Well, you're not alone -- not by a long shot. Every day, thousands of value-minded and pressed-for-time landlords and property managers scour the back roads and alleyways of the information superhighway, looking for a free basic rental agreement that they can quickly print out, fill in, and hand over to their new tenants along with the keys to the rental unit.

If you search long enough, you'll probably be able to find a free or cheap generic lease online. But before you fill it out, take a minute to really mull over the possible consequences. Remember the old adage that says, 'You get what you pay for'? Well, if you settle for a generic free lease agreement, you might just get more than you bargained for -- much, much more.

A lease is a legal contract that sets forth the terms of the agreement between you and your tenant. Basically, you're relying on this document to establish the guidelines that will define your entire relationship with your tenant.

The free lease agreements that are a dime a dozen online don't cover much more than the contact information for the landlord and tenants. If you're lucky, you might find one that has a space for the rent amount and due date. In short, these 'free' leases typically leave a lot to be desired.

Over the last several decades, the courts have become increasingly friendly to the cause of tenants' rights. Many of the landlords who are hauled in front of a judge by a disgruntled tenant -- or who file a claim to collect back rent from a deadbeat renter -- are winding up out of luck. When in doubt, more and more courts are automatically siding with the tenant.

When you rely on a lease that is vague, brief, or incomplete, you are putting your property, your investment, and your entire business at risk. In legal terms, a contract that's skimpy or insufficient isn't worth the paper that it's written on.

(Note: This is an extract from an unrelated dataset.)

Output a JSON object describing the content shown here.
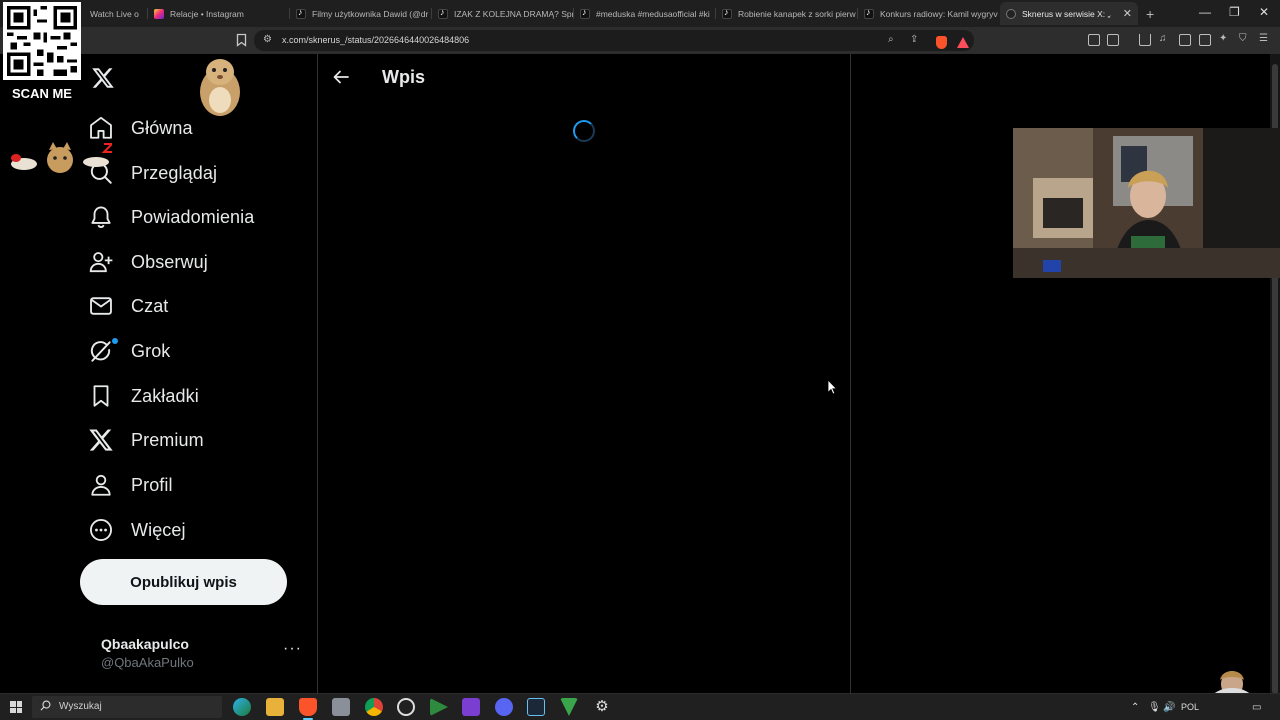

The kind of generic free lease agreements that you can find online are typically chock-full of grey areas, omissions, contradictions, and even outright errors. In other words, they're not exactly the kind of thing that's going to sway the judge in your favor if you wind up in court. If it's not specifically spelled out in the lease, chances are good that the judge will end up siding with your tenant.

Let's face it -- to stay profitable, landlords and property managers have to constantly be on the lookout for ways to save money. That means holding out for sales at home improvement stores, opting for the mid-grade paint and fixtures, and keeping an eye out for reputable contractors that won't charge an arm and a leg.

What it shouldn't mean, however, is skimping on your lease agreement. There are a lot of smart ways for you to save money, but this isn't one of them. Think of it as an investment -- the money you spend now on a comprehensive, legally binding lease agreement could save you thousands of dollars down the road.